Some Indian Americans embrace Trump’s overtures as recognition of their community’s growing political clout and ambitions, while others are vociferously opposed to the president’s policies.
Over 80 per cent of Indian Americans voted for Hillary Clinton in 2016, but the Trump campaign hopes to win them over in 2020.
They play an important role in the changing demographics and politics of states affected by immigration, battleground states like Arizona, Texas and North Carolina which Trump needs to carry in November.
AN ACT OF SELF-SABOTAGE
While President Trump likes to boast his policies put “America First”, the reality is that more often than not they are “Trump First”.
Notwithstanding President Trump’s claim that foreign workers pose “an unusual threat to the employment of American workers”, there is scant evidence that skilled immigrants displace citizens from jobs – especially in specialised fields such as IT and biomedicine, where there were pre-existing labour shortages even before the pandemic.
On the contrary, research indicates that temporary high-skilled workers boost native employment rates and wages, and benefit major urban centers.
Trump’s visa policy displays the triumph of political expediency over rational immigration policy.
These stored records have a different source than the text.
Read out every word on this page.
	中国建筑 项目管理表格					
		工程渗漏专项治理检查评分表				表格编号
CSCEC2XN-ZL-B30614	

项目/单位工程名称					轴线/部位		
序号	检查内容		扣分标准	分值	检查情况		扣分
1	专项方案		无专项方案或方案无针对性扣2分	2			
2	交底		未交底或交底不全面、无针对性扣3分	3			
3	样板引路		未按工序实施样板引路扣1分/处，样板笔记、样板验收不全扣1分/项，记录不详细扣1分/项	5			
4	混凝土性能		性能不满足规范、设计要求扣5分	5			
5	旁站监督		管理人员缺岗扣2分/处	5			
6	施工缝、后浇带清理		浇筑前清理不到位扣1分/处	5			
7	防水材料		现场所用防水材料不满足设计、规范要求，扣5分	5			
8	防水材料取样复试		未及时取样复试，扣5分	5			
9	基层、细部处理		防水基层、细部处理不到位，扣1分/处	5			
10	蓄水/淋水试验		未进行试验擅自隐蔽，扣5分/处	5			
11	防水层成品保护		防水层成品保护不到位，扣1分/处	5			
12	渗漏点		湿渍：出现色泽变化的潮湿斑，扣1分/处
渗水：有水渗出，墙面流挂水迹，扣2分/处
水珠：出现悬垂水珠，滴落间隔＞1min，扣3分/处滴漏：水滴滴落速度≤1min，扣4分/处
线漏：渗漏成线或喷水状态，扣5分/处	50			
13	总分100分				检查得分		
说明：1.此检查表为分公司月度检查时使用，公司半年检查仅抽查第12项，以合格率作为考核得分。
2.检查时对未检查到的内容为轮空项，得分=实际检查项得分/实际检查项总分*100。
It’s a page of the president’s populist playbook: A simplistic but powerful appeal of putting American workers ahead of foreigners.
But the move threatens to undermine American soft power and leadership in the tech sector. America’s loss will be other countries’ gain – they will seek to attract both the companies and the skilled workers they rely on.
By his own admission, President Trump needs a sharp V-shaped economic recovery to boost his re-election prospects. But by seeking short-term political gain with his populist move, he threatens innovation, productivity, entrepreneurship, consumption, and job growth at a time when he needs it the most.
The irony for Trump is that he might have fatally sabotaged his own re-election.
Adrian Ang U-Jin is a Research Fellow in the United States Programme at the the S Rajaratnam School of International Studies (RSIS), Nanyang Technological University (NTU).